Titanium dioxide（TiO₂） is one of the widely investigated materials for photocatalysis because of its unique physical and chemical properties. The major obstacles to their enhancement of photocatalytic effective lie in poor photo-generated charge separation and inefficient use of sunlight. To date, a variety of studies have been utilized to improve TiO₂ photoelectrochemical performance, such as doping with nonmetal elements（N, F, S, I, etc.）, coupling with other semiconductors, modification by metal nanoparticles and modification of morphologies. In summary, This thesis is divided into the following two aspects: 1 Preparation of metal-dielectric-metal nanostructure and study of their photocatalytic properties.Based on the standard sputtering and thermal annealing techniques, we prepared a stable plasmonic photocatalyst with a metal-dielectric-metal（MDM） structure consisting of metal nanoparticles, wide bandgap semiconductor film TiO₂ and metal film.

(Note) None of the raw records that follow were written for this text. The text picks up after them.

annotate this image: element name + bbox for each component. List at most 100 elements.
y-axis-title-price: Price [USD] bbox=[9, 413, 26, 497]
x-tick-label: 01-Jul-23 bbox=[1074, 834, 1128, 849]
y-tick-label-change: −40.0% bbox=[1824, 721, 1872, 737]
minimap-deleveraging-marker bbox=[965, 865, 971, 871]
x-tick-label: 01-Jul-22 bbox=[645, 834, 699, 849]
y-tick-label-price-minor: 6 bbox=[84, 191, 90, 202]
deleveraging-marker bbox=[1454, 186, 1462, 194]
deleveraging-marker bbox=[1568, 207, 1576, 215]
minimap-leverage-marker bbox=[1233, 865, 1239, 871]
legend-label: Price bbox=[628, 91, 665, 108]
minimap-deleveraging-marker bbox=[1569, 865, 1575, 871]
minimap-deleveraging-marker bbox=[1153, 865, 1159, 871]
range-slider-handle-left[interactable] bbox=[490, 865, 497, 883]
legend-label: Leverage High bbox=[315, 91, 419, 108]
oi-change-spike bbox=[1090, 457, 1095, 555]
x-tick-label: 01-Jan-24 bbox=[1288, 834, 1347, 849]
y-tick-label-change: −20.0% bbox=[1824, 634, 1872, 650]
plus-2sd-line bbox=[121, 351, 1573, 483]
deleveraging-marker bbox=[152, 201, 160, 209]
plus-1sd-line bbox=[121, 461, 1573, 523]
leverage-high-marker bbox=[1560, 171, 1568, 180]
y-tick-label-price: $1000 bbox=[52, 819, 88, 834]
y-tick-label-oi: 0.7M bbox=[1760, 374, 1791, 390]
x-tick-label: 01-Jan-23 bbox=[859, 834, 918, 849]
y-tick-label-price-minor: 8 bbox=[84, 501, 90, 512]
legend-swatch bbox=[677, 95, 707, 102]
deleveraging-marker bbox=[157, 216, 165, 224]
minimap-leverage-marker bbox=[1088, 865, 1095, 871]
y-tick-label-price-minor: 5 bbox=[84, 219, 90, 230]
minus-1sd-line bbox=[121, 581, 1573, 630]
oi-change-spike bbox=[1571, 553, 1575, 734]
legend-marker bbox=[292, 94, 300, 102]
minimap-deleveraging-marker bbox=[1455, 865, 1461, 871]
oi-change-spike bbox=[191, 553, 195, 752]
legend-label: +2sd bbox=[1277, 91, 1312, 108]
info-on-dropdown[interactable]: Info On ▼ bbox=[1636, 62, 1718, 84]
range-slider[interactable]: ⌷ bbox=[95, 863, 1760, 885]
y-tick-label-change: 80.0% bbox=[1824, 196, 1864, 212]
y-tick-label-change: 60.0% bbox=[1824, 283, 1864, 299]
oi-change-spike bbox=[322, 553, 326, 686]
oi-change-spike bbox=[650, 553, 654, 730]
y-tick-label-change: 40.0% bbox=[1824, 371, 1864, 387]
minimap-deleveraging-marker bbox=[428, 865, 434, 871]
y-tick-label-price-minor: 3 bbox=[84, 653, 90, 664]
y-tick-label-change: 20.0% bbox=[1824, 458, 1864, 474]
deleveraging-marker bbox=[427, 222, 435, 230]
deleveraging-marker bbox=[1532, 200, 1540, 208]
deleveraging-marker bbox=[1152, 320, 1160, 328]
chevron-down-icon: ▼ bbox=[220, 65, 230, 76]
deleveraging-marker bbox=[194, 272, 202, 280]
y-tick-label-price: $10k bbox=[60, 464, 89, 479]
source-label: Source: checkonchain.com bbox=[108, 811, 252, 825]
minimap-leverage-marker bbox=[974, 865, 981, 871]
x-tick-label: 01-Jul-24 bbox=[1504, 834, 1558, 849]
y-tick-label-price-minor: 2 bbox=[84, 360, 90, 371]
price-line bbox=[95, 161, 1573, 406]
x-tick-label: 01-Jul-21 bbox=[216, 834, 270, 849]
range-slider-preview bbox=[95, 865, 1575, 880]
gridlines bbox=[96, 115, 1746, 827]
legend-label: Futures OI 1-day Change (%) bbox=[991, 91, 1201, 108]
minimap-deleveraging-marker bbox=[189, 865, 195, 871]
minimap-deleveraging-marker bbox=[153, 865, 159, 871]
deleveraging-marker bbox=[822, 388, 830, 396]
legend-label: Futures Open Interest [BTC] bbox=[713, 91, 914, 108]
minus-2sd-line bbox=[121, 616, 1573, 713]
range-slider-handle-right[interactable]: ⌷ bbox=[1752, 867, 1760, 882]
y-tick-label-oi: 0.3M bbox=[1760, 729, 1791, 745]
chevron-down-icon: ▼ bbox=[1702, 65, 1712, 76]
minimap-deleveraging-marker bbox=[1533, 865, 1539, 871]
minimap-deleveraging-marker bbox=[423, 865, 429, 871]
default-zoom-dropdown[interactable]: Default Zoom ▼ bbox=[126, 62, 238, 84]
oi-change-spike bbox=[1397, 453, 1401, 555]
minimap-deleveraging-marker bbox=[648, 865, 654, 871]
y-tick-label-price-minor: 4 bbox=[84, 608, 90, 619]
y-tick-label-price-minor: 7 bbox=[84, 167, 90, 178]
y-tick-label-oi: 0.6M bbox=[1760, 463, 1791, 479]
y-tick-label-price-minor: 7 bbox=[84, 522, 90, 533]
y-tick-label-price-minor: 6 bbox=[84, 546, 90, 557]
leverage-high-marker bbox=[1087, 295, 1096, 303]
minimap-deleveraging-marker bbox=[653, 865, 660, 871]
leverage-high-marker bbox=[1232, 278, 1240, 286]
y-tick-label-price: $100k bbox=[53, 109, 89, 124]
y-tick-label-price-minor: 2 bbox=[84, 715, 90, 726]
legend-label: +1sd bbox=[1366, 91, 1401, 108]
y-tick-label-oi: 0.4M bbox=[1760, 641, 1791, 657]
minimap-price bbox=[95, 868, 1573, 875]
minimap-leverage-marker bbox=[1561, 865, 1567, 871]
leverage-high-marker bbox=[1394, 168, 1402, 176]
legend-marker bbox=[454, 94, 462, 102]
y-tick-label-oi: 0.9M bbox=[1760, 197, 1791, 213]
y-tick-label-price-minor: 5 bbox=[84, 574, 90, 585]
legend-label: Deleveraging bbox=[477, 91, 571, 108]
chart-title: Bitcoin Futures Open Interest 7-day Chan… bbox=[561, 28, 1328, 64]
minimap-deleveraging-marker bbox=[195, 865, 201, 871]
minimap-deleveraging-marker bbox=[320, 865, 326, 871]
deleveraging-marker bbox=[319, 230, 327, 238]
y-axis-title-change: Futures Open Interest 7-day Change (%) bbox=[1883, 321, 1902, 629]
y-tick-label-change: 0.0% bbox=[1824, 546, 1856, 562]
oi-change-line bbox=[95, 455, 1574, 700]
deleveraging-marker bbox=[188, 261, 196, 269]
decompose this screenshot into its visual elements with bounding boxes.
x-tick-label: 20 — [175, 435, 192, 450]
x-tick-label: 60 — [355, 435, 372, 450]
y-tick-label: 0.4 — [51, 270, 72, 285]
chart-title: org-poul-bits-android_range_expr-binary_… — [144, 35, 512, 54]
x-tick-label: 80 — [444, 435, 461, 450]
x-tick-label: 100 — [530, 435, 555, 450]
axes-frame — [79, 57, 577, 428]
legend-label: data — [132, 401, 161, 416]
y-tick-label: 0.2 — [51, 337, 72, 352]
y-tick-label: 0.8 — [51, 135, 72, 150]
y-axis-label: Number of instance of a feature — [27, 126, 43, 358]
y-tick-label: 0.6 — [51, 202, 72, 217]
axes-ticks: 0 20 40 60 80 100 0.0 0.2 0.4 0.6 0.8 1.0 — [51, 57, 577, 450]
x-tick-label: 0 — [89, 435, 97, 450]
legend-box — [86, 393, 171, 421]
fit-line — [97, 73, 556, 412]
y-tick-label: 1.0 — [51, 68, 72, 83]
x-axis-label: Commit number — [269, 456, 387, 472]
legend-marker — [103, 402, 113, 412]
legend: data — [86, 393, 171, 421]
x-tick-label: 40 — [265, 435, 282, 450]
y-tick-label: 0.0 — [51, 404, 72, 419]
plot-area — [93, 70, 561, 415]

We demonstrate that the MDM nanostructure can take advantage of strong light absorption in the whole visible light range（from 400 nm to 750nm） to harvest hot electrons arising from gap-plasmon decay and consequently increase the photocurrent generation.In particular, a 5-fold enhancement in the incident photon-to-current conversion efficiency and a 3-fold enhancement in hydrogen production as compared to a conventional plasmonic photocatalyst（such as metal nanoparticles loaded TiO₂ film） are observed for the proposed MDM architecture. 2 Preparation of the Au nanoparticles modified TiO₂ nanotubes and study of their photocalytic properties.Au nanoparticles-decorated TiO₂ nanotube arrays were prepared by a facile method, which is thermal annealing thin gold film deposited on anodic oxidized TiO₂ nanotube arrays. These electron microscope images present that Au nanoparticles were well dispersed within the wall and on the surface of the TiO₂ nanotubes. Meanwhile, the morphologies of Au nanoparticles can be controlled by changing the thickness of the deposited gold film. Associated with the excitation of LSPRs, the prepared Au nanoparticle-decorated TiO₂ nanotube arrays could work as visible light responsive photocatalysts to produce a greatly enhanced photocurrent density. By varying the initial gold film thickness, Au nanoparticle-decorated TiO₂ nanotube arrays could be optimized to obtain the highest photocurrent generation efficiency in the visible light region.